Isomorphic Labs is getting ready for the part of AI drug discovery that matters most: testing molecules in people. The Google DeepMind spinoff says it is preparing to move AI-designed drugs into human clinical trials, turning years of protein-structure progress into a live test of whether the technology can produce safer, more useful medicines.
The update came from Isomorphic Labs president Max Jaderberg at WIRED Health in London. WIRED reported that Jaderberg said the company is "gearing up to go into the clinic", though he did not give a specific start date. That is a more cautious timeline than earlier comments from CEO Demis Hassabis, who had previously pointed to trials by the end of 2025.
What happened
Isomorphic was spun out of DeepMind in 2021 to apply AI-first methods to drug discovery. Its work builds on AlphaFold, the protein-structure system that helped reshape biology and later earned Demis Hassabis and John Jumper the 2024 Nobel Prize in Chemistry.
The company now describes its core platform as the Isomorphic Labs Drug Design Engine, or IsoDDE. In a February technical update, Isomorphic Labs said IsoDDE more than doubles AlphaFold 3's accuracy on a challenging protein-ligand structure prediction benchmark, predicts small-molecule binding affinities faster than physics-based methods, and can identify novel binding pockets from amino acid sequence alone.
The pitch is simple: AlphaFold helped researchers understand molecular structures; IsoDDE is meant to help design drug candidates that can act on those structures. That moves the problem from prediction toward intervention.
Why it matters
Drug discovery is slow because promising ideas usually die in the lab, in animal testing, or in clinical trials. AI can make the search faster, but only if it produces molecules that behave well outside a model. Human trials are the first serious filter for that claim.
Isomorphic has a stronger starting point than most AI-drug-discovery startups. It has DeepMind's AlphaFold heritage, a $600 million funding round, and partnerships with Eli Lilly and Novartis. Its internal pipeline is focused on oncology and immunology, areas where better target selection and potency can matter a lot.
The company is also trying to generalise across targets and drug types rather than build one narrow model for one narrow disease. Its technology page frames IsoDDE as an engine that can work across multiple therapeutic areas and modalities, with much of the early design work happening in silico before lab validation.
What this means for AI in medicine
The near-term question is not whether AI can replace drug developers. It cannot. The question is whether AI can improve the hit rate before expensive clinical work begins.
That distinction matters. A molecule designed by AI still has to pass toxicology, dosing, manufacturing, regulatory review, and real patient outcomes. Even a successful first trial would not mean AI has solved drug discovery. It would mean the field has finally produced clinical evidence instead of only better benchmarks.

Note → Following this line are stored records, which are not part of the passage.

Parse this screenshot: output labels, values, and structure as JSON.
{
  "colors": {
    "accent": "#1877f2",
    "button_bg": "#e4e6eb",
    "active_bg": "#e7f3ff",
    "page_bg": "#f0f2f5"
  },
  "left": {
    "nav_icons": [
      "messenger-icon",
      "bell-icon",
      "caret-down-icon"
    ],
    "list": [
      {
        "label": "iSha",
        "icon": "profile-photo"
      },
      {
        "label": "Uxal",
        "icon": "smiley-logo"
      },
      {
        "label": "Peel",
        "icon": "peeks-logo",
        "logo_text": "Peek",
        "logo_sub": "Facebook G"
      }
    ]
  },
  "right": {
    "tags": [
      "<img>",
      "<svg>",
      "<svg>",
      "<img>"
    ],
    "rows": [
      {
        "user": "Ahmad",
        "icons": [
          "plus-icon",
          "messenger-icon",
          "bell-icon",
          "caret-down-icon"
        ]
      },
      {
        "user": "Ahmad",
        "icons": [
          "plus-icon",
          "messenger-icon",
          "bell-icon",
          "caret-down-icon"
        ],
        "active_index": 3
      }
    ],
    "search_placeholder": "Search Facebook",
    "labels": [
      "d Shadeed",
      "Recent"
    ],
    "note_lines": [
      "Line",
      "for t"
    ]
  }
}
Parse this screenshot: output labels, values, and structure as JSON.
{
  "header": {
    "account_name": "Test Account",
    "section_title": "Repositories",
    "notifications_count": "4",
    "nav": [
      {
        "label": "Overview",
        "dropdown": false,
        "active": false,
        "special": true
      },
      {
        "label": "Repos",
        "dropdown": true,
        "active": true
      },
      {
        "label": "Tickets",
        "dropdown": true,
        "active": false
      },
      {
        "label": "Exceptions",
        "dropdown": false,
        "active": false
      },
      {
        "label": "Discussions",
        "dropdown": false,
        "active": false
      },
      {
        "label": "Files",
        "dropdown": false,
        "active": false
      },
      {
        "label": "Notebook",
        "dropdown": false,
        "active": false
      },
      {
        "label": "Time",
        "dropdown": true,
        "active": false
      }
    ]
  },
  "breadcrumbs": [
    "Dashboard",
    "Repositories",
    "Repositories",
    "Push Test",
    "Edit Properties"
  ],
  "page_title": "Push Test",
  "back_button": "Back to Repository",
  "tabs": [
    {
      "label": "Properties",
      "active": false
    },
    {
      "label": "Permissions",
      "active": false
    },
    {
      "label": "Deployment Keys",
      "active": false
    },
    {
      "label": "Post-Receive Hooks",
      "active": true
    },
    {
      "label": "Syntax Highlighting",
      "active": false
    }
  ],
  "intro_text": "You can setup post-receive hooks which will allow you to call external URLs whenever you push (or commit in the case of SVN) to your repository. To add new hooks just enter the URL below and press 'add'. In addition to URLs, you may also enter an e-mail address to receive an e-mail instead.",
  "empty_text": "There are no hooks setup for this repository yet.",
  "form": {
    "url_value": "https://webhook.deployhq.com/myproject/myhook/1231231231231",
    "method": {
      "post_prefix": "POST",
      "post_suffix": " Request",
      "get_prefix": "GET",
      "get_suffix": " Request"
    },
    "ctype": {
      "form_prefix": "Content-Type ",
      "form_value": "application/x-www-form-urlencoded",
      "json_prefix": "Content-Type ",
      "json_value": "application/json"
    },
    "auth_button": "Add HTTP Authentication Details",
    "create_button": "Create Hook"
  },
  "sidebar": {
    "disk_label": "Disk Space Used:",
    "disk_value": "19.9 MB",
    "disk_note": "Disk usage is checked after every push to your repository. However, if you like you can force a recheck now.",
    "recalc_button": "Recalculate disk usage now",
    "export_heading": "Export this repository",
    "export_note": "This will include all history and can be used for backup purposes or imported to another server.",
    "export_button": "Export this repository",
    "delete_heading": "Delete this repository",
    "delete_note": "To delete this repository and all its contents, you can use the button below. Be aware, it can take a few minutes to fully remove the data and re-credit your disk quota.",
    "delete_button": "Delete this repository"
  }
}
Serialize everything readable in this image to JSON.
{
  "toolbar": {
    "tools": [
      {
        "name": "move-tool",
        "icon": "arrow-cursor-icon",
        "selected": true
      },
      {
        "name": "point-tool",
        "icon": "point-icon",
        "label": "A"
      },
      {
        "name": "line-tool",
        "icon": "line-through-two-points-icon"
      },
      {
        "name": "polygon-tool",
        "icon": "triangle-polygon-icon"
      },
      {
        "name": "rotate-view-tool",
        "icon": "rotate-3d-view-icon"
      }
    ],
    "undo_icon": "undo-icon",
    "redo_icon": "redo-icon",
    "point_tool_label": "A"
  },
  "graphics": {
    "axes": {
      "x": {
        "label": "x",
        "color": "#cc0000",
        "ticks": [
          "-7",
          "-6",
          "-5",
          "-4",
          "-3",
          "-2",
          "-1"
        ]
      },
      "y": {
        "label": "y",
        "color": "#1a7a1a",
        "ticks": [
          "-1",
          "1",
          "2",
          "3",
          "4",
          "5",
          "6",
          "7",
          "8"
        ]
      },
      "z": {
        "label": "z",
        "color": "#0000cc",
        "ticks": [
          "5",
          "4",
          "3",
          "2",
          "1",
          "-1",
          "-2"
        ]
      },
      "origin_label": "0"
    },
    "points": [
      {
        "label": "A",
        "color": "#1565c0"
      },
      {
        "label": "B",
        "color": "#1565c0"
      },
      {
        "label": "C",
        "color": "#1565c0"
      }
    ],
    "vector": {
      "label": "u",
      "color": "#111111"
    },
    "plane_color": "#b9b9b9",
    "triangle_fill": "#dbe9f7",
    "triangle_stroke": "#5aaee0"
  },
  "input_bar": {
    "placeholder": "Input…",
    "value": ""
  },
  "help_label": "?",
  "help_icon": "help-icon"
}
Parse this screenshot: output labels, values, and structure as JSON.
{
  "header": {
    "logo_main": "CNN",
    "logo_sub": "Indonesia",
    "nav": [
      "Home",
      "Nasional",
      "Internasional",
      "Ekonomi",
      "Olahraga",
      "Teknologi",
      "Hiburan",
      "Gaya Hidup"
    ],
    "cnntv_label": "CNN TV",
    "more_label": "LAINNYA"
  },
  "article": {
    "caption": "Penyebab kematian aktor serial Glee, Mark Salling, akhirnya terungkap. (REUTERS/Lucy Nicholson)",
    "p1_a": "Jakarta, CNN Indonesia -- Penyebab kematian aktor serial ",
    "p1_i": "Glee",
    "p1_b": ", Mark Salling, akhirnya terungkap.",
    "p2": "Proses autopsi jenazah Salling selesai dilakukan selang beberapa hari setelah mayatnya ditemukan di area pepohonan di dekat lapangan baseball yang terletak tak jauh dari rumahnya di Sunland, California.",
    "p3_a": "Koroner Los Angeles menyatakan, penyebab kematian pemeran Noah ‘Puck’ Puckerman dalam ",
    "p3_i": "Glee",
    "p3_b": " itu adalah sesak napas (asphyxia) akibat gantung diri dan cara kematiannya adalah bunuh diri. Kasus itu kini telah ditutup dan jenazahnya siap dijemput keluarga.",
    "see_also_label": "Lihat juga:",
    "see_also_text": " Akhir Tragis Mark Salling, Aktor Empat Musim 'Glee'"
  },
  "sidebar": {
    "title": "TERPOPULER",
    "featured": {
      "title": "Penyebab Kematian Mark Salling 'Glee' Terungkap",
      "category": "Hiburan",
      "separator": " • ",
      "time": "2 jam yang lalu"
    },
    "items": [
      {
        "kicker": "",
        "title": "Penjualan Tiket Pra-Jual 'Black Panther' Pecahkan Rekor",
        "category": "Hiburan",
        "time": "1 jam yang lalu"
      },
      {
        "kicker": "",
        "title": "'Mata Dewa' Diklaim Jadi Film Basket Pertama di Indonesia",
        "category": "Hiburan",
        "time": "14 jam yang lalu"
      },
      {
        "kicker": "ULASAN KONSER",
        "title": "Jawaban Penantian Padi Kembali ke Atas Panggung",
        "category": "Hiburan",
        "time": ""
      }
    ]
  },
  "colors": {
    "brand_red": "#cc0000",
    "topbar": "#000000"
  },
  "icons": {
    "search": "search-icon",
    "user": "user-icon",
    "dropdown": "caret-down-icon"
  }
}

AlphaProteo shows why the excitement is not baseless. Google DeepMind has reported strong lab performance for AI-designed protein binders across seven target proteins, including a first successful AI-designed binder for VEGF-A and an 88% binding rate for candidates against the viral protein BHRF1. That is not the same as making a drug, but it is real wet-lab progress.
Our take
Isomorphic Labs is entering the hard phase. The company's AI systems look impressive on structure prediction, binding, and design benchmarks, but medicine is not a benchmark problem. Biology is noisy, patients vary, and safety can ruin otherwise elegant molecules.
Still, this is the right kind of milestone. AI drug discovery has had plenty of platform claims and partnership announcements. Human trials will force a cleaner answer: did the model help create a candidate worth testing, and did that candidate behave better than the old process would have predicted?
If Isomorphic can show early clinical signal, it will strengthen the case that AlphaFold-style systems are becoming practical drug design tools. If the first candidates disappoint, the lesson will be less dramatic but just as useful: AI can speed parts of discovery without removing the clinical risk that defines the industry.